As co-ops are only six months long, my full-time days here are over and the next co-op student has taken over my role. I hear my friends discussing their excitement at the prospect of ending our full time work life, and I can’t help but not understand. I’ve cherished every day here, and cannot be more excited to move into a part-time role here (while I go back to classes) in the coming months, leading up to the concert, which happens to be near where I grew up!

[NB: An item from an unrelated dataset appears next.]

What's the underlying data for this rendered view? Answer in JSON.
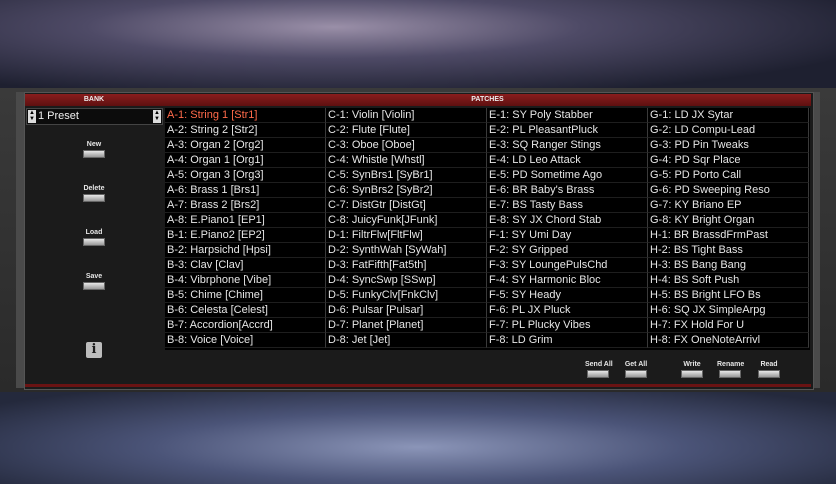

When I came here, I thought I would work through the months building a portfolio, finish my classes and begin my career as a music journalist working for some magazine or website. Now, I can honestly say I have no idea what I want to do. Maybe I’ll revert back to my high school dream of moving to Argentina to teach sustainable farming practices. Maybe I’ll join an environmental news source like Grist. Maybe I will find myself somewhere in the music industry after all. My future is a mystery, but the only thing I know for certain is I find myself gearing up to transition into the next part of both my job and my life with newfound inspiration to change the world in my own little way. Thank you Farm Aid.